Other parts of code in Thread read the value from cache for other purposes. They reading an out dated value.

Soln: A thread that needs to reuse values it changed should store values locally and use from local until the value is committed to both database and cache.

2.0 Strategies for elimination cache race conditions :

2.1 Locking the value in cache

The strategy is

-- lock the value to be updated in cache
-- update in database
-- update in cache
-- unlock the cache lock

While this can work, the disadvantage of this approach is

-- locking twice. Database transaction does some locking. Now we have additional locking in cache. Negative for performance
-- Improper locking can lead to deadlocks

2.2 Checking timestamps and/or previous values

In the cache , in addition to value, store the update timestamp from db.
Before updating the cache, check the timestamp and only update if you have a latter timestamp.

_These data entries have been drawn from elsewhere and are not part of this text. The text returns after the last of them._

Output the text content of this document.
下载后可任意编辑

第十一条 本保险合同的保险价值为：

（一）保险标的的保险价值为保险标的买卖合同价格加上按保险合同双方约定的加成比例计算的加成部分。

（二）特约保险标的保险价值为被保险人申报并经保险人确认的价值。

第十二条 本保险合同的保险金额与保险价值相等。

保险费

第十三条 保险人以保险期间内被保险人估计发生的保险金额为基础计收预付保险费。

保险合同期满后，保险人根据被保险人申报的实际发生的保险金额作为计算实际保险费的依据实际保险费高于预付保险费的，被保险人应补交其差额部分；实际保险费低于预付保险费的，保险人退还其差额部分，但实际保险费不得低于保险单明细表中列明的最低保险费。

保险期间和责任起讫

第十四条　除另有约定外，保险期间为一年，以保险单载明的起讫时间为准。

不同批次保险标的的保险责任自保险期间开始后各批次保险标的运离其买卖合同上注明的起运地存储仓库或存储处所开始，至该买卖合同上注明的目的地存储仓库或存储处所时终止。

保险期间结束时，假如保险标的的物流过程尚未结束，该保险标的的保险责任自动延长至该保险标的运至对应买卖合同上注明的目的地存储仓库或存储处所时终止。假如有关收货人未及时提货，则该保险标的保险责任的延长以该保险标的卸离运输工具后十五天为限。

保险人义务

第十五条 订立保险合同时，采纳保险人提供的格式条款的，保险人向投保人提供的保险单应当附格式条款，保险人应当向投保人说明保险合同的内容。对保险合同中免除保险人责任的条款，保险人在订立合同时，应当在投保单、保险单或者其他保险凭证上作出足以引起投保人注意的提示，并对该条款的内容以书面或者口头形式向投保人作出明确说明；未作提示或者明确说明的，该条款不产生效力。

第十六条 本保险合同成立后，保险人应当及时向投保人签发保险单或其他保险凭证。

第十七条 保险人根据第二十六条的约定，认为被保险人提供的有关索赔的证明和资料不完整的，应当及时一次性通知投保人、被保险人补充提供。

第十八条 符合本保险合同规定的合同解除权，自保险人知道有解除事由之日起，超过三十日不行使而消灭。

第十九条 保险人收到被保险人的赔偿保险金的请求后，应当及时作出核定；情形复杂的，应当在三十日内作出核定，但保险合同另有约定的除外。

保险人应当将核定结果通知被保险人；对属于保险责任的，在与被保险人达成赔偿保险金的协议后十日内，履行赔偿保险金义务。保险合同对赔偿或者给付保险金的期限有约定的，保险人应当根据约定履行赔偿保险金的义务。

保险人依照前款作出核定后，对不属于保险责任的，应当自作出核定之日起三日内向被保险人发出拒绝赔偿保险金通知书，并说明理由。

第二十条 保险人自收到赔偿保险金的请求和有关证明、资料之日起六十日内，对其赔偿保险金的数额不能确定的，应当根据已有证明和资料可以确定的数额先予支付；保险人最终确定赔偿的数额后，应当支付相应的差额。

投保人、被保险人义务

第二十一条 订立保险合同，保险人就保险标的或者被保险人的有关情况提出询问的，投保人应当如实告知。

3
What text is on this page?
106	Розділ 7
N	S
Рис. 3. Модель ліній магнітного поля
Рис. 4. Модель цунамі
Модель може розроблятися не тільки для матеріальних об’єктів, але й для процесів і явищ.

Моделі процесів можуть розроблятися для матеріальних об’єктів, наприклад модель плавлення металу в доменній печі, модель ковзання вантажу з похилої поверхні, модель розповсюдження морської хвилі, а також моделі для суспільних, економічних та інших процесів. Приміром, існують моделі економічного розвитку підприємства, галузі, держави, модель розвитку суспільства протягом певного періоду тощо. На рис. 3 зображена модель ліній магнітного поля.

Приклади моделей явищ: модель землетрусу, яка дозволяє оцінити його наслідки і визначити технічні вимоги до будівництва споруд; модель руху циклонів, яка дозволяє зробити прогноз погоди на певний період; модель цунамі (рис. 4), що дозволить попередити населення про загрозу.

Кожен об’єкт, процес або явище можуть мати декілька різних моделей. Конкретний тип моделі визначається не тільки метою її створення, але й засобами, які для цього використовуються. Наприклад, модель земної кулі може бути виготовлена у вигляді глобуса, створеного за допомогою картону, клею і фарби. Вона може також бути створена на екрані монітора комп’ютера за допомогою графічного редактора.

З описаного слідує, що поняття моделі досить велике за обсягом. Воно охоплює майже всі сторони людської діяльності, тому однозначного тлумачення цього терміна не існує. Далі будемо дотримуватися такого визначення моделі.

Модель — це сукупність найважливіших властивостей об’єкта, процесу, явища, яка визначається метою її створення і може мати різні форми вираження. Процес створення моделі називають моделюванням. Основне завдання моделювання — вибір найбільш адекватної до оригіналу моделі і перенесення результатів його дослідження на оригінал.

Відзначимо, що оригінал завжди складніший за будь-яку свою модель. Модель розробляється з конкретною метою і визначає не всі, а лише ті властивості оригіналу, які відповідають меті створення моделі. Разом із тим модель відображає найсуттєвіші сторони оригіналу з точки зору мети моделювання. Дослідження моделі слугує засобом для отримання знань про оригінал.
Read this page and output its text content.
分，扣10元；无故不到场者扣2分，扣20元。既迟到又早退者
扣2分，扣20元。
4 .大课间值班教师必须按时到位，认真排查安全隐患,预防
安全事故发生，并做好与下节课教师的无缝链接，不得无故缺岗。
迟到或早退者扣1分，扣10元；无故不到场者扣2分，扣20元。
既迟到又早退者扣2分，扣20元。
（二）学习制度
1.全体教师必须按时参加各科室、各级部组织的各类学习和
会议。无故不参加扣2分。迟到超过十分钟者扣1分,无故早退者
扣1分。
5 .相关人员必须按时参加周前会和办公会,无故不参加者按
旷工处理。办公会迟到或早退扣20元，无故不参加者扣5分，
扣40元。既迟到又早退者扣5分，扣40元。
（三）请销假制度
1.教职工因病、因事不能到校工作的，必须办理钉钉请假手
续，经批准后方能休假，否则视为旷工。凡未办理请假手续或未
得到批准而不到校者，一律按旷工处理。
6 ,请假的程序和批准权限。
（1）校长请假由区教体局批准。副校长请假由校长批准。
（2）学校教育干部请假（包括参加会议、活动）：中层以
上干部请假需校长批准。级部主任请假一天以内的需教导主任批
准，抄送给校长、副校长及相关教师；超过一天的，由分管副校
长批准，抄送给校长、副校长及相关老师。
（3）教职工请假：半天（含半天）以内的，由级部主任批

If you do not want the overhead of storing timestamp in cache, another approach could

-- 1 previous value = read the cache value before db operation
-- 2 do the database operation
3 new value = get the latest db value
-- 4 compare and swap : set new value in cache, if current cache value == previous value
-- 5 if 4 succeeded , we are done
-- 6 previous value = current cache. Goto 3

2.3 Update cache using an updater thread

Any thread with a db operation like create , update, or even a read after a cache miss, does not directly update the cache.

Instead the request to update cache is put on a queue. Another thread reads the message one by one and updates the cache.

A disadvantage is that there is time delay before the updated value is available in cache. Also in the case of cache misses, you might see multiple messages in the queue for the same cache update.

This is the preferred solution. If you can tolerate the time delay, it can eliminate race conditions and is easy to implement.

2.4 Versioning

We can steal ideas from MVCC which is used in database

The locking strategy in 1 locks both readers and writers.

We can improve on this by not requiring reads to locks.

Readers reads the latest snapshot value.
Writers lock not the value but a copy of the value. We allow only one copy additional writers will be blocked.
When the write is done with update ( commit), the updated copy is copied to the snapshot.

You can reduce the locking on writer even further by each writer his copy. Also assign say a version or transaction id to each copy. When a transaction commits, copy the value to snapshot.

3.0 Conclusion

In summary, consistency problems can arise due to multiple threads updating a cache and the backing database. Option 3 , updating the cache using a single update thread and fix these issues. This is a simple solution that will work for most scenarios. Option 2 is a non locking technique. Option 1 locking is the least scalable.Option 4 versioning is the most work to implement.